Book is 'the sailor who fell from grace with the sea' btw
Xavier Perry
Yes, you are being dumb.
Descriptions can be a very powerful tool for storytelling. Take the bedroom of a hoarder and a control freak, per example. The bedroom of the hoarder will be full with useless mementoes, pointless trivia and mess that will make it harder for the characters to traverse. Through the description of someone's bedroom, the author conveys important information about that someone's personality (the lack of control over himself, impulsive consumption, unable to say that is and is not important, etc).
Now imagine the bedroom of a control freak. The description of unecessary organization will also convey important information about that person, although incomplete. Why incomplete? We know that person has a severe obsession with control, yet we don't know why. That already produces some curiosity for the reader.
--- Besides that, descriptions are also useful for convey the passage of time. Hence Lord of the Rings, a novel that will go in detail about the ins and outs of a forest that we'll never see again. Tolkien isn't wasting our time, he's actually portraying the idea of a voyage through his descriptions.
A common sin in the YA novels I receive is that they will go on and on about the characters' appearances without a goal. This is not a sin of descriptions in general, but a sin of the writer. Because a character's appearance can also be useful to convey information (yes, you'll be wasting your reader's time if you describe without a purpose). If you want a subtle way of saying someone is in a hurry, you don't need to have the character say 'I'm in a hurry!'. That is trivial.
A smarter way is to describe that character's clothes according to how in a hurry they are. Their ties will have weak knots, their hair won't be properly combed, they might have coffee smudges and stains on their clothes, they'll heavy breathe, their beard might be unshaved, the possibilities are endless.

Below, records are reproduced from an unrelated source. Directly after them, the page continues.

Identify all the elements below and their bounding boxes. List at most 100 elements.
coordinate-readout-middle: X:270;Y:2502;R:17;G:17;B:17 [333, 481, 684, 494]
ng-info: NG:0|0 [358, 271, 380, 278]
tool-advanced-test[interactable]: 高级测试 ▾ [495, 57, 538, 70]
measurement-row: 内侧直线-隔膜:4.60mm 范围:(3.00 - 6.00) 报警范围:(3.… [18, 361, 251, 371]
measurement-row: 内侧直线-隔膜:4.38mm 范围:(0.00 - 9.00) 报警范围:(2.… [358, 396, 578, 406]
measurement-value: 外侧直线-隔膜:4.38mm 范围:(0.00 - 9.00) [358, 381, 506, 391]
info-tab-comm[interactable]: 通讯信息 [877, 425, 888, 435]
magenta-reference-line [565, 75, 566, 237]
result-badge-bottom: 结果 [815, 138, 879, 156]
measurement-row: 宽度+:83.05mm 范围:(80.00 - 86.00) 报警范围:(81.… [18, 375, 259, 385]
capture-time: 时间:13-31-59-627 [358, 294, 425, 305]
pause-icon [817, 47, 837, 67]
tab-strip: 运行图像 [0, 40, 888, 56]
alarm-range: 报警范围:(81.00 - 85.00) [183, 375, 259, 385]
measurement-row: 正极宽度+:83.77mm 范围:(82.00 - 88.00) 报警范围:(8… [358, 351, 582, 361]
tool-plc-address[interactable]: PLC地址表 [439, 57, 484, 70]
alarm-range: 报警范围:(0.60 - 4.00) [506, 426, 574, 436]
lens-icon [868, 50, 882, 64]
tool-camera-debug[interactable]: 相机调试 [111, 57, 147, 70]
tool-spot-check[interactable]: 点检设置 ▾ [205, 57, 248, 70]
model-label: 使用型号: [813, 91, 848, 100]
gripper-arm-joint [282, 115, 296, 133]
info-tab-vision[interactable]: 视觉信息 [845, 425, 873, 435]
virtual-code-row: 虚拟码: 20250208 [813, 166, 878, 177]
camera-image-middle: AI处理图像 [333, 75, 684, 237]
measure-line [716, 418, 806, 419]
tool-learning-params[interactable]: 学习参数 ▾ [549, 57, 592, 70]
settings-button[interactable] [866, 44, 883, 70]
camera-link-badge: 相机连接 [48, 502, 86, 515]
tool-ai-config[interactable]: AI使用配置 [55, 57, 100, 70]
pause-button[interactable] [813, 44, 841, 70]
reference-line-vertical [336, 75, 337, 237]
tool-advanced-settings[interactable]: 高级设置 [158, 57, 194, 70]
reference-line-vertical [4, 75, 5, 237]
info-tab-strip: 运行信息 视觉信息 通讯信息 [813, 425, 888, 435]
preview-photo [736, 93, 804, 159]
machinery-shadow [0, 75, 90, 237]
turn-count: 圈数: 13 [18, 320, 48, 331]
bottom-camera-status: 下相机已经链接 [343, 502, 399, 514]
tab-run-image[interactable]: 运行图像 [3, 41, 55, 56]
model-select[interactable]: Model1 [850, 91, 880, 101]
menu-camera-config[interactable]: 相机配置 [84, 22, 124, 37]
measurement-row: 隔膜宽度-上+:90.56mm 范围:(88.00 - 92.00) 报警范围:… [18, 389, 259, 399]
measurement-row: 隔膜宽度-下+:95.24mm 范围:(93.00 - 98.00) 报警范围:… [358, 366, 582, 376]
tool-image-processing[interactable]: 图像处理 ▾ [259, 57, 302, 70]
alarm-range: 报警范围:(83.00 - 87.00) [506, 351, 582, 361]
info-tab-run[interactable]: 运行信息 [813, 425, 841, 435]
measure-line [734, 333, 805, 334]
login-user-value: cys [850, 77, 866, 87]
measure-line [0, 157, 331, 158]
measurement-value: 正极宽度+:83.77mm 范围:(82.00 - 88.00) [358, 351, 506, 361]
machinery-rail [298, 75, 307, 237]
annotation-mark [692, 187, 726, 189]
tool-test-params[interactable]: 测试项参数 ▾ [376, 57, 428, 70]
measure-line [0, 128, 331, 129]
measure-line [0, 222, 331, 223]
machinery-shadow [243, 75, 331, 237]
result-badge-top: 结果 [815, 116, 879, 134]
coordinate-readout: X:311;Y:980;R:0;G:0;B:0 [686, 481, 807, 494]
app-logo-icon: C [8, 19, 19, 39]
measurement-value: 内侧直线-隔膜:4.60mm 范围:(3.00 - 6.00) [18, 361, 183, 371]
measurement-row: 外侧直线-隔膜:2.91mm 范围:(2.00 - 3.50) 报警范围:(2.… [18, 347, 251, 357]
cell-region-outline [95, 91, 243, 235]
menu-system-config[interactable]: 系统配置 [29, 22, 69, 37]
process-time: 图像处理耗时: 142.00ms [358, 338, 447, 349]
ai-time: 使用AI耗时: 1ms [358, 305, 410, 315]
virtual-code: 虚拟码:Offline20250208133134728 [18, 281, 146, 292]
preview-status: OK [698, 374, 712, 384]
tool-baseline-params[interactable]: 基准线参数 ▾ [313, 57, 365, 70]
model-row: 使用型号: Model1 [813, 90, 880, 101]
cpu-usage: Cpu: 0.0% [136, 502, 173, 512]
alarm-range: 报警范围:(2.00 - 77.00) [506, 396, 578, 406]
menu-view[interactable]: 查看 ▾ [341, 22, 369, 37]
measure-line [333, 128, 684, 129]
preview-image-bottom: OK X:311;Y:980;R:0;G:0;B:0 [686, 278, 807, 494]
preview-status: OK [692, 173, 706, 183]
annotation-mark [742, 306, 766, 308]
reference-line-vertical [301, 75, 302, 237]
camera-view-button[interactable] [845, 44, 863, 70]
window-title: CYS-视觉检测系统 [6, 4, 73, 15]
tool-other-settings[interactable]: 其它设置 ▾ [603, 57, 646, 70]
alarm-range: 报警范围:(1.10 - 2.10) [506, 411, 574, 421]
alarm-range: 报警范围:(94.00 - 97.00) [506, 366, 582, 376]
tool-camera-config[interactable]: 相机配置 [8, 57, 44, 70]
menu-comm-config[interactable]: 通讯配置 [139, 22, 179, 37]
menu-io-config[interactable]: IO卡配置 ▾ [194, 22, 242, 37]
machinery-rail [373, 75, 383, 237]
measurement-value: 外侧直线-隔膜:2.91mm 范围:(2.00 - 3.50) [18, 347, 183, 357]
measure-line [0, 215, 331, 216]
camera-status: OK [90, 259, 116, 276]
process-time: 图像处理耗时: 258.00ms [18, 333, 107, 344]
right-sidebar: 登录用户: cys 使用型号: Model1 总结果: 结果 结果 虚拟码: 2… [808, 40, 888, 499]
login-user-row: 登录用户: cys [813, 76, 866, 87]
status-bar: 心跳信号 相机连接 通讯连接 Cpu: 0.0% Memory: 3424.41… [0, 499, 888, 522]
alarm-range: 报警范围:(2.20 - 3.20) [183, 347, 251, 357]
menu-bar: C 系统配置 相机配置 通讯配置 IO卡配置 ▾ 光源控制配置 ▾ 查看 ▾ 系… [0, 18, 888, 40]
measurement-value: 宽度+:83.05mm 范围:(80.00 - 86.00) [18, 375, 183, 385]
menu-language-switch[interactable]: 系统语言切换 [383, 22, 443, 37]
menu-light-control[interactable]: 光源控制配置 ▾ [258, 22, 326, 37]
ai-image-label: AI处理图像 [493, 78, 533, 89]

>an example about descriptions of bedroom
Dostoieviski isn't famous for descriptions. That's why you should pay extra attention when he actually describes a place. Take Raskolnikov's tiny room in Crime and Punishment, and how depressive and oppressing his shack is.
I kinda feel the same way. Descriptions can be useful to establish mood or traits, but when it's done as plot progression it usually gets a bit dull and pointless and a lot of times I just half understand it, just like written fight scenes which are usually dull and boring to read.
Luke Morris
>getting brainlet filtered by fucking Mishima of all things How?
Christian Stewart
Best post ITT so far
Samuel Phillips
>am i being dumb? Kind of, yeah. Describing a scene can be important in the same way that set design for a film or a play can be important. It can set the mood, add characterization, add world building, it can feature metaphors or symbolism, and I'm sure quite a few more things that I can't think of off the top of my head.
That being said, I agree that a lot of writers suck dick at describing the scene to the point where it would benefit those writers if they just said "lady's bedroom".